Biasone knew something had to change, so he devised a solution: a 24-second shot clock. Biasone offered his idea up at the annual owners’ meeting in New York. But where did 24 seconds come from?
“I figured out we were averaging about 60 shots a game per team,” Biasone told Charles Paikert of the New York Times in 1984 about why he settled on 24 seconds for the shot clock. “Twenty-four fits into the 60, so if each team used up 24 seconds for a shot, they would average 60 shots. But the exact number wasn’t important. My idea was to keep the game going, to speed it up.”

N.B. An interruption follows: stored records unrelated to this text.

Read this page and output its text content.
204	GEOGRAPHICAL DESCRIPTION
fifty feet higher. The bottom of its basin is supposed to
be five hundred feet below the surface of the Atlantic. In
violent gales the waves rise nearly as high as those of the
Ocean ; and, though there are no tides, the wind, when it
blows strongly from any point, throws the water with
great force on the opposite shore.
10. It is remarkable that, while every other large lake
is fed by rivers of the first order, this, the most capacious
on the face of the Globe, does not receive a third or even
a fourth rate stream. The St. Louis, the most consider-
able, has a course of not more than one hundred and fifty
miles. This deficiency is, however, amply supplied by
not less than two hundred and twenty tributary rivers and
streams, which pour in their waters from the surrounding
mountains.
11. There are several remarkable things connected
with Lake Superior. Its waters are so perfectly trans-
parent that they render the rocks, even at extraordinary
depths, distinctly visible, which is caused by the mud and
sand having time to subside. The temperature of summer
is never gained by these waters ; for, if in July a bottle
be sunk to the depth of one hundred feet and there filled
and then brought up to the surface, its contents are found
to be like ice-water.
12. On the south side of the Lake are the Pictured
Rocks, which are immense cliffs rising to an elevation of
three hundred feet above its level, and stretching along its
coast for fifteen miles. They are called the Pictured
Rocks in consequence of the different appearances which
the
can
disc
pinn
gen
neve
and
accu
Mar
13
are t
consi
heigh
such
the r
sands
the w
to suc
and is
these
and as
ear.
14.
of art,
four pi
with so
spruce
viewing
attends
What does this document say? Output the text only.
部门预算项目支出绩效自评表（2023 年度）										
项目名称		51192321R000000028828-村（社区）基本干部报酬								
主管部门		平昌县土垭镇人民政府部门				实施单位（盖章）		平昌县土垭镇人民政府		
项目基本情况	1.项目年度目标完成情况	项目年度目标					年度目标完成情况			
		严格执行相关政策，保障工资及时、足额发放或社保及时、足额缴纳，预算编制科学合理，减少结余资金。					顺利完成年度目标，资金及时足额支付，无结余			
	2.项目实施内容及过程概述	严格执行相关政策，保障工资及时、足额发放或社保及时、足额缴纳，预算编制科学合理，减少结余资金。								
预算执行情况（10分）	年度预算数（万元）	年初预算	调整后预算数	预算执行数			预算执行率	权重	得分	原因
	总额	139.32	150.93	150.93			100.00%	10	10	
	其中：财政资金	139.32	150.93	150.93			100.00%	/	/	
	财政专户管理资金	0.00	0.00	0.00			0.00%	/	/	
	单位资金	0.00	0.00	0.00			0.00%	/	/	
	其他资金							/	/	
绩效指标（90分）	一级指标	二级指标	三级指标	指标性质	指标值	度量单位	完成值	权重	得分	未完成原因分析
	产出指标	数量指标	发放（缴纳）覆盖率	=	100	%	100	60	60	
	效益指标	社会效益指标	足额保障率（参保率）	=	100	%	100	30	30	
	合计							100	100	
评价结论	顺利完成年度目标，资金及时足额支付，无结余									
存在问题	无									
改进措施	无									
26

The longer story of how the shot clock came about is more special and incredible, and Seerat Sohi of Sports Illustrated explained the birth of the shot clock in depth in 2017.
The shot clock was implemented the following season with the Rochester Royals and Boston Celtics experiencing the first game with the major rule change on Oct. 30, 1954 in Rochester, New York. More than 1,500 fans watched the Royals win, 98-95, behind 25 points and 11 rebounds from guard Bobby Wanzer. Rochester held a 17-point lead in the third quarter, and had the game been played one season earlier, the Royals would have likely wasted many minutes intentionally doing nothing. But with the inclusion of the shot clock, they had to keep playing basketball, opening the contest up to an exciting late-game comeback attempt.
The rest is history as the shot clock is now a staple of the NBA and many other levels of basketball across the world. Biasone’s contributions to the game earned him a posthumous induction into the Naismith Hall of Fame in 2000.